After assuming the speakership, Johnson was invited to a meeting with four men who not only have tremendous knowledge and experience with national security, but also all happen to be named Michael (former Secretary of State Pompeo and congressmen McCaul, Rogers, and Turner). In this 5-Mikes meeting of divine coincidence, Johnson received a sobering lecture on Ukraine that began to turn the new speaker away from the isolationist position he held as a backbencher. Johnson also met with multiple European officials, all of whom strongly urged him to bring Ukraine aid to the house floor. The critical event that finally spurred Johnson to act, however, was his encounter with Ukrainian Evangelical Leader Pavlo Unguryan. Unguryan has, for the past several months, been traveling around the United States to meet with Evangelical leaders to expose widespread persecution of Protestants in Ukrainian regions under Russian occupation. For a man of deep faith like Johnson, such persecution of his fellow Evangelicals must be deeply unsettling.

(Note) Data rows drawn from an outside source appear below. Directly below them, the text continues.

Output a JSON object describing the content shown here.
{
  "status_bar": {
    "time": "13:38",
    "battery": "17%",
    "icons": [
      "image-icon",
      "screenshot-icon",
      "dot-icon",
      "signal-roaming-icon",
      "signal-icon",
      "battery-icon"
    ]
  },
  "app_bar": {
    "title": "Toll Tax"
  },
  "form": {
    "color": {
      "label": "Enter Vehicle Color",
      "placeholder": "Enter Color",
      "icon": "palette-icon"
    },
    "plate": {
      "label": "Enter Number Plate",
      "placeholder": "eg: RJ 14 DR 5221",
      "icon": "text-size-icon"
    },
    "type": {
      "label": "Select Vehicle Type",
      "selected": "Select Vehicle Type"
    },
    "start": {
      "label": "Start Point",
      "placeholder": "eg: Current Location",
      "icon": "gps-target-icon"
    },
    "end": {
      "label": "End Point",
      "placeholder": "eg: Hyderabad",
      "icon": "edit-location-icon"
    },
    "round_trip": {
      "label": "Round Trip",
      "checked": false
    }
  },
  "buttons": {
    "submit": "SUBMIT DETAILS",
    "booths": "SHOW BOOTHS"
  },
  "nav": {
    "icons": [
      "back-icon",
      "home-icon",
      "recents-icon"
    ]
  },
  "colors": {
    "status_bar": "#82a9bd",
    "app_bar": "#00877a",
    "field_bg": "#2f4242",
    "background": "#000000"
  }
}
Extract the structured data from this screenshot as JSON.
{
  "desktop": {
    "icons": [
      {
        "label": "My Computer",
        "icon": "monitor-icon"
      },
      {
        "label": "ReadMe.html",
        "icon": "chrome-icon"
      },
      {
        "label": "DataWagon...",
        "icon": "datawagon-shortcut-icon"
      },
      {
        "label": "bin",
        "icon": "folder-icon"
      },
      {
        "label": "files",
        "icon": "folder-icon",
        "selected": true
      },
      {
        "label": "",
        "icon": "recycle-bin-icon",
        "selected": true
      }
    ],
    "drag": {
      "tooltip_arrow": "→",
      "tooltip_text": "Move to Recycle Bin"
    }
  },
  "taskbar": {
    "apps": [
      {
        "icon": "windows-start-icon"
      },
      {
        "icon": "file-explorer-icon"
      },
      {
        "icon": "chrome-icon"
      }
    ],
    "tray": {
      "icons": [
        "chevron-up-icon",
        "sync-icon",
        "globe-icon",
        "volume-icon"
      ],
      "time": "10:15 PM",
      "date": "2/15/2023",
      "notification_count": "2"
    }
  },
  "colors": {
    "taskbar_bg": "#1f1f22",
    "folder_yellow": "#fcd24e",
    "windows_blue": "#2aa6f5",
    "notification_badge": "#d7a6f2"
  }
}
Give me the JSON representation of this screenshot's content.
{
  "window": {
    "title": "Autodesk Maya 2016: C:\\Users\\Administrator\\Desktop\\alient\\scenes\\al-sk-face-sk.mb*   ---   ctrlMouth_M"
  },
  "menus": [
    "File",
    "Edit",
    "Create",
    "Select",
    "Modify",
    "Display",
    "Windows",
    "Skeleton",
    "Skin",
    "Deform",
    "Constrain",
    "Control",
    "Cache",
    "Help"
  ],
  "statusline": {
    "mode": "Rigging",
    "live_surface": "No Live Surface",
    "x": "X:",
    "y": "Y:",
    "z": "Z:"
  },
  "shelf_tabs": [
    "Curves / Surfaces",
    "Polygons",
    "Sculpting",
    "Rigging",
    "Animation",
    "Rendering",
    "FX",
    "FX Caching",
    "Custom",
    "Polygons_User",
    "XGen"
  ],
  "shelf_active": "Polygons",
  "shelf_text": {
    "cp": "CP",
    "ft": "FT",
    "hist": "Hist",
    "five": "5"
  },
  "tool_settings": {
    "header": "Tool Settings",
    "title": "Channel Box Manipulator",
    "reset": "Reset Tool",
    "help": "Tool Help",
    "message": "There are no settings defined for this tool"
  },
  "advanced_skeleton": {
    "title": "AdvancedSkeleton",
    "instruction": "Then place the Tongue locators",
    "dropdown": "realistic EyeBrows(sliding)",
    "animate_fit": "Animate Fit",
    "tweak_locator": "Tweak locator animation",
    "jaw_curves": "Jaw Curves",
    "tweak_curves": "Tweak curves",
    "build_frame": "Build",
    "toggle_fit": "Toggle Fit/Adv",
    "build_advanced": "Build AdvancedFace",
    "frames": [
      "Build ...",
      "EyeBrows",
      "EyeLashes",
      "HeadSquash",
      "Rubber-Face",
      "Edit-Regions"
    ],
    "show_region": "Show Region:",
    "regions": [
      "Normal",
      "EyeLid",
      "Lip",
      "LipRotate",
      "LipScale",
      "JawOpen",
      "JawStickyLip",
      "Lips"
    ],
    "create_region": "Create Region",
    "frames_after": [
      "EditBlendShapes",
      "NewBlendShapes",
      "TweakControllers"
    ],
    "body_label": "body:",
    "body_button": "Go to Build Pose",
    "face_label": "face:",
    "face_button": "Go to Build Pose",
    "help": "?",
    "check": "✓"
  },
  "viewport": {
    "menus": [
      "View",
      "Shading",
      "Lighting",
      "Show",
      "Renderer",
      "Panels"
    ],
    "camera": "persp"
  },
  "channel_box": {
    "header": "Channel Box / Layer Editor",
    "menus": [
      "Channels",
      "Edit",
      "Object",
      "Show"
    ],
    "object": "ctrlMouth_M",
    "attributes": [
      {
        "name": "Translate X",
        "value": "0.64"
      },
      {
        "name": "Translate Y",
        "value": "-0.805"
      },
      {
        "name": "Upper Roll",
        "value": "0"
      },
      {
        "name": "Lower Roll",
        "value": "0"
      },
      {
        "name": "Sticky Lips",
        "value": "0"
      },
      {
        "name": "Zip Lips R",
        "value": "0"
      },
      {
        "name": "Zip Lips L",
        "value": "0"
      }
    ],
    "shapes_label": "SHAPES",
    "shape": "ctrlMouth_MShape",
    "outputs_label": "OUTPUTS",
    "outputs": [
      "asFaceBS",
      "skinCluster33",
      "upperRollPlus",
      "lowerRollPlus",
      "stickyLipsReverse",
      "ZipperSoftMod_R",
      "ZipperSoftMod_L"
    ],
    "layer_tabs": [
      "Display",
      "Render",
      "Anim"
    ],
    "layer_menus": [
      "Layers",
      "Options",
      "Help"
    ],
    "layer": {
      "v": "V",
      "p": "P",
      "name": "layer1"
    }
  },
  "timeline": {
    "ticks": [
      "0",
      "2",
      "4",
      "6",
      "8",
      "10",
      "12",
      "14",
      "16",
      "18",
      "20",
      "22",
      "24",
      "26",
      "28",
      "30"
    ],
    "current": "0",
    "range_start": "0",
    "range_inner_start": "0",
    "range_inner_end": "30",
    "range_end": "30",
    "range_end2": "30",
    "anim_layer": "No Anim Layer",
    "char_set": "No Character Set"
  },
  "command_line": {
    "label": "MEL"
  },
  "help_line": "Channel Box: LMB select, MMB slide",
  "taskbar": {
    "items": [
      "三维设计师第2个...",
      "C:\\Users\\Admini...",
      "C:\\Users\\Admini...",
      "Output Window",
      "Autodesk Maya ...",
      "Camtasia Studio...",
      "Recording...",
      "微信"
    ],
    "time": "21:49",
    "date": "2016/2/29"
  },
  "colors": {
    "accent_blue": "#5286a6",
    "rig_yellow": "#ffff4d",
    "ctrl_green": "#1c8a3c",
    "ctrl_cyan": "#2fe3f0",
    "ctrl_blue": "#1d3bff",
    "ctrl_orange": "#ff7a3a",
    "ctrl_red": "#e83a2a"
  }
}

While radicals in the Republican congressional caucus such as Marjorie Taylor Greene and Matt Gaetz continued to laugh off the intelligence, ignore European officials, and make superfluous equivalences between the Russian invasion of Ukraine and American border crisis, Johnson has consulted with both the human and divine to prevent even greater catastrophe in Eastern Europe. Those meetings, along with weeks of intense prayer, convinced Johnson that funding Ukraine was not only the moral decision, but the strategically wise decision: “I really do believe the intel, I think that Vladimir Putin would continue to march through Europe if he were allowed. I think he might go to the Baltics next… (or) have a showdown with Poland or one of our NATO allies. I would rather send bullets to Ukraine than American boys.”
The argument that Vladimir Putin and his paranoid, vengeful regime would continue marching through Europe has been the strongest argument for proponents of giving military aid to Ukraine. And shockingly (or not shockingly,) people like Marjorie Taylor Greene or Matt Gaetz don’t care. Rather than act like principled conservatives who have learned the lessons of history, Greene, Gaetz, and their band of merry pranksters seem most devoted to hogging media attention and reflexively opposing everything. Instead of following this destructive course, Johnson has risen to the occasion and proved himself as the adult in the room with a comprehensive picture of global security threats. With the guidance of both historical experience and his deep Christian faith, Speaker Johnson has definitively earned a place on what he would call the right side of history.